Now, I shouldn't delude you into thinking that if those problems had been cleared up that this would have been a good movie. In truly great movies of this kind, there is an element of suspense. This didn't have one. The portion of the movie dealing with the killings has all the suspense of the baseball negotiations. We know what's going to happen, and frankly, we aren't given much to care about either way. Only one victim is on screen long enough to become something more than another body to be thrown at the front row patrons, and even he is reduced to another stereotypical portrait of the wise old native. The only tension between our two leads surrounds the fruitless question "Do you think I'm sexy?" This of course leads to some wonderfully amateurish dialogue that any twelve-year-old will get a kick out of. There is no element of chase, as the lawmen only enter the movie seconds before the Knoxs are captured. Once the murderers are captured, the movie only goes further downhill. There is no sane character to offset the insanity of the leads. There is no conflict, as no one seems to really be plotting towards any kind of an end. (Let alone the screenwriter or director.) There is no drama, because all realism has been cast aside. There is nothing much to hand onto, and nothing much worth watching. This is not a movie ruined by bad decisions, but a movie that should never have been made, made worse by all the stupidity displayed by director, editor et al.

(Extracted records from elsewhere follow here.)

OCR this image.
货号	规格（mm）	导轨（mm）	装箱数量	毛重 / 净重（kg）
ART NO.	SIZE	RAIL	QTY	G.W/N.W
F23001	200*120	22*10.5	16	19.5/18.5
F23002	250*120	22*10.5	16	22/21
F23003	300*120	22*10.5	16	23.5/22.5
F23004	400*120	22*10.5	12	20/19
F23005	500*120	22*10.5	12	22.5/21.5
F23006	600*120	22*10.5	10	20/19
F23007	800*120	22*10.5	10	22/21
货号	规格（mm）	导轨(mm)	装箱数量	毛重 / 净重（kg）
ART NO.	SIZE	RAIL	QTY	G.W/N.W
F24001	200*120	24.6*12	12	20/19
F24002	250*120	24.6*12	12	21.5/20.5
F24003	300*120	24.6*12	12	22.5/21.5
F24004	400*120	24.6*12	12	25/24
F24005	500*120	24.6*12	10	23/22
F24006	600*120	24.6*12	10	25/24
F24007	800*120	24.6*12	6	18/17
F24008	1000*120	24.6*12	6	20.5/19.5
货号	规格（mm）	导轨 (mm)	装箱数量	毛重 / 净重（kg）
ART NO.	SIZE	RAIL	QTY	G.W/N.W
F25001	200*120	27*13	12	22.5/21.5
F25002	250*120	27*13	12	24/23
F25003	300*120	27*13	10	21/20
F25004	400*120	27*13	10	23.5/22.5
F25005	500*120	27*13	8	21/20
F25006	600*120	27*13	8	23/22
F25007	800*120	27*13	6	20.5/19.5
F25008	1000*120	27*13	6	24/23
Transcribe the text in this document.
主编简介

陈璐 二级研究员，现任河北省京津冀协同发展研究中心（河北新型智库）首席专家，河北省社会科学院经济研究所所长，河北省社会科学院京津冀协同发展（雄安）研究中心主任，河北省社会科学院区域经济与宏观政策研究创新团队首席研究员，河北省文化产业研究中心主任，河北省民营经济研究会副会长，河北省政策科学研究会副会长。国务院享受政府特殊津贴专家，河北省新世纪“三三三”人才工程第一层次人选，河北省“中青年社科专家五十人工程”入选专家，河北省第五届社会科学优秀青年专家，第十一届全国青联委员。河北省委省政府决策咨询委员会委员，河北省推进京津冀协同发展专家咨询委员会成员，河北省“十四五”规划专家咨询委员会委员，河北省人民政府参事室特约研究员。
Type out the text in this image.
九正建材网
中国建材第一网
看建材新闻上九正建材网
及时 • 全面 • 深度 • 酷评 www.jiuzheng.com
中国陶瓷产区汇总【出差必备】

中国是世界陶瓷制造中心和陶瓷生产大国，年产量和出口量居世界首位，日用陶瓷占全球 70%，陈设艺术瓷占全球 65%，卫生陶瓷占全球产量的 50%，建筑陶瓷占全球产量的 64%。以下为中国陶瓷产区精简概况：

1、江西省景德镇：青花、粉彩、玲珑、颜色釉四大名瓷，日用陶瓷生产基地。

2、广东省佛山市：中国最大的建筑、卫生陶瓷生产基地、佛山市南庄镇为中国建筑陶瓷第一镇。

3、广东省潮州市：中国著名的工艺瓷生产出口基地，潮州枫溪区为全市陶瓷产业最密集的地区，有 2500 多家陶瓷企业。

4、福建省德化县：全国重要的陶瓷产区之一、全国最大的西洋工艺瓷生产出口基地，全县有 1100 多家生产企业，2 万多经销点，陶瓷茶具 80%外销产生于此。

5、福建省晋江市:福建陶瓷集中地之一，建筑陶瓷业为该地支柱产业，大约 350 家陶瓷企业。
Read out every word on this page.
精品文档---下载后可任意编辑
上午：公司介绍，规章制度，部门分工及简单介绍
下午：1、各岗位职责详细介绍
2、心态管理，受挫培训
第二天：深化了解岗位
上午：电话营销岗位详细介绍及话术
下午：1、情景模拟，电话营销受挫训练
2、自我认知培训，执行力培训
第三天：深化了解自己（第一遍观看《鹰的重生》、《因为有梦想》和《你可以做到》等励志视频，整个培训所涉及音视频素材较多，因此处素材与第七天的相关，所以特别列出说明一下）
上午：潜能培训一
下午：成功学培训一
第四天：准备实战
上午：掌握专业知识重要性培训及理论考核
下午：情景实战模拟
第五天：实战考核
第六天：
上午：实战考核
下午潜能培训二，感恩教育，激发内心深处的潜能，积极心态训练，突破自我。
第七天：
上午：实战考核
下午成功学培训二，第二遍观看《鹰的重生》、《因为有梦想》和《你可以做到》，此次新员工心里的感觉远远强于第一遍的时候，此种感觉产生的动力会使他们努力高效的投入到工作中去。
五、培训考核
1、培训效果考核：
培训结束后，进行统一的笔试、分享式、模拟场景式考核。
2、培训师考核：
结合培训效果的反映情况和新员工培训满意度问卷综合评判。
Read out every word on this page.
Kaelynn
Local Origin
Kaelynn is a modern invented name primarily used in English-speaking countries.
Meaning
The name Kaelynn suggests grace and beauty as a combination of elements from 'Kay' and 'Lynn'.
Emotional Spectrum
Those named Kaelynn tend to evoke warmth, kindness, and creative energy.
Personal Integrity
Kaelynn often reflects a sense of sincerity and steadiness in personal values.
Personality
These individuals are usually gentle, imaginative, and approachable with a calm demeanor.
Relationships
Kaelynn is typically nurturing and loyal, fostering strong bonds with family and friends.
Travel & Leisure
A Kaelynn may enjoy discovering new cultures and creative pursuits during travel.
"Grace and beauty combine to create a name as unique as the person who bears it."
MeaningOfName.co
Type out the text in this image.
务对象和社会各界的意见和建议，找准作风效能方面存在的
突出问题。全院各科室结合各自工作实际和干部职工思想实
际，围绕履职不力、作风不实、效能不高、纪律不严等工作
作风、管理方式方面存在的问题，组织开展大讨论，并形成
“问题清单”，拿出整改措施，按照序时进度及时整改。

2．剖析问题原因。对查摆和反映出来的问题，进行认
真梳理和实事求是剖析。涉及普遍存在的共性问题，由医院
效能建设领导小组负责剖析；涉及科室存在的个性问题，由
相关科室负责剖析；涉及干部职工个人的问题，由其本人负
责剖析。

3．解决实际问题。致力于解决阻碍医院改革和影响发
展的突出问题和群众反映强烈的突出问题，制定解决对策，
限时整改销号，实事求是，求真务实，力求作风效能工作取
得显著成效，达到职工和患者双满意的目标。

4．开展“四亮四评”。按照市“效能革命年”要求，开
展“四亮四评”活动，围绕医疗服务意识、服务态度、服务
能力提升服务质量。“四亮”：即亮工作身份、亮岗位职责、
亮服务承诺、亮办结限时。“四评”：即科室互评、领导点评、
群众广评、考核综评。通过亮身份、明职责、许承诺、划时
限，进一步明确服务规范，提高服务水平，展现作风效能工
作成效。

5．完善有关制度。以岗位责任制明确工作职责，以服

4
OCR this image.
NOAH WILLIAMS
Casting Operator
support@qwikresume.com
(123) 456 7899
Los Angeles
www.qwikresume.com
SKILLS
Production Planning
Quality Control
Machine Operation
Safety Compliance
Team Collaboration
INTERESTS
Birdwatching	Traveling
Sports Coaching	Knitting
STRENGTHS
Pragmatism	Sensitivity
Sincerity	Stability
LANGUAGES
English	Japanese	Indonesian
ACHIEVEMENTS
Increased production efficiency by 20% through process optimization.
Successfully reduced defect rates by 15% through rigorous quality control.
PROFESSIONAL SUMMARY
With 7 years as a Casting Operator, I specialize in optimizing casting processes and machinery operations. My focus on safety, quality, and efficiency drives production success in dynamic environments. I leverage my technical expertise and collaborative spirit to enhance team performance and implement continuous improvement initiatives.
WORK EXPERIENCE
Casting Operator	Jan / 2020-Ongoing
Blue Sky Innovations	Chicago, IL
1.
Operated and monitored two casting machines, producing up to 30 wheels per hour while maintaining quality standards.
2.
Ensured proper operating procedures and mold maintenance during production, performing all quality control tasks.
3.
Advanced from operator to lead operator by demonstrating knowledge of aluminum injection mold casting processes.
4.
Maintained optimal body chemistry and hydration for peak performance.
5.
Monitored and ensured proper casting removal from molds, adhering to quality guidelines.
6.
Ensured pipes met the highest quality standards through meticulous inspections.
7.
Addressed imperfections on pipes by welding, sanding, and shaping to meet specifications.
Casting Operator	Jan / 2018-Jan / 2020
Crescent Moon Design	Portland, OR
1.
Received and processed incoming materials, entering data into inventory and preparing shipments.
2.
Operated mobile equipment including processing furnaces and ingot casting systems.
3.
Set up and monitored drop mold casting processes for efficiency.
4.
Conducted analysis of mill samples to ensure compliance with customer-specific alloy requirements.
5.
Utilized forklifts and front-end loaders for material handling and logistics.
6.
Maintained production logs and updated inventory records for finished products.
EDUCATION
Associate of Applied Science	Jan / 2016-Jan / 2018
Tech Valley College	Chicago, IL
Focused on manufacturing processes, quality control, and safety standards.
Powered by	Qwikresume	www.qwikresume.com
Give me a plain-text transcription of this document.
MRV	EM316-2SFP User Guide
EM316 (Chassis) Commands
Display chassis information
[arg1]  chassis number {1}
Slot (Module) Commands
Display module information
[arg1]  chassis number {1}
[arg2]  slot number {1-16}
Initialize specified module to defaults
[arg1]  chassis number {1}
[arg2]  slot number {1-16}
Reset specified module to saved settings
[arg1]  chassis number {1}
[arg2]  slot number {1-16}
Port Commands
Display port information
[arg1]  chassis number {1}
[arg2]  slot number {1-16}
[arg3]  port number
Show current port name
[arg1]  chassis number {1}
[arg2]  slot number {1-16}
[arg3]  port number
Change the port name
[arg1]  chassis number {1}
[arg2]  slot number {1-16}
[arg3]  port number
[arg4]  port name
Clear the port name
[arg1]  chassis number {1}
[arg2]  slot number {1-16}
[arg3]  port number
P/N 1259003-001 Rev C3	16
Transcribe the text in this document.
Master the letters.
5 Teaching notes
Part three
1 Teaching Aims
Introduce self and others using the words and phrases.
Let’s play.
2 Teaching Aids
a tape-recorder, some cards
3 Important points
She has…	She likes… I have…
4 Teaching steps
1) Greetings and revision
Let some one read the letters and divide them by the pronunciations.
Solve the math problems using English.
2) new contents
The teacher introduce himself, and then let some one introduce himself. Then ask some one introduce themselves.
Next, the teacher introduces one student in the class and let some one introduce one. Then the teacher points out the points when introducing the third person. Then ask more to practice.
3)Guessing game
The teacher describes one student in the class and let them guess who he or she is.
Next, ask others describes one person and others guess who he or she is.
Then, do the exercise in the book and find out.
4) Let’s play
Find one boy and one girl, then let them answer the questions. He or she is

But this movie does one positive thing. It has added one more rule to the list of rules that govern action/adventure movies. Policemen must count to ten and sing the national anthem silently before firing on an armed and dangerous criminal who has just started a killing spree. Yes, that's right, with a half a dozen or more guns pointed at his head, our unarmed "hero" ... well, I'll leave you to guess. Need a hint?
So what was the point of this movie? Abused children lose all sense of right and wrong? It's all because of Geraldo? That with enough hype you can people to see just about any crap that you throw onto the big screen? I myself am thinking that it is probably the last one.
0.01/10 I'm in a generous mood.
And just wondering. Anyone else bothered that Stone used the clip of O. J. before the man has even had a trial? I guess that makes O. J. a NATURAL BORN KILLER. Trial by Oliver Stone? Even the Puritans would have flinched at the thought.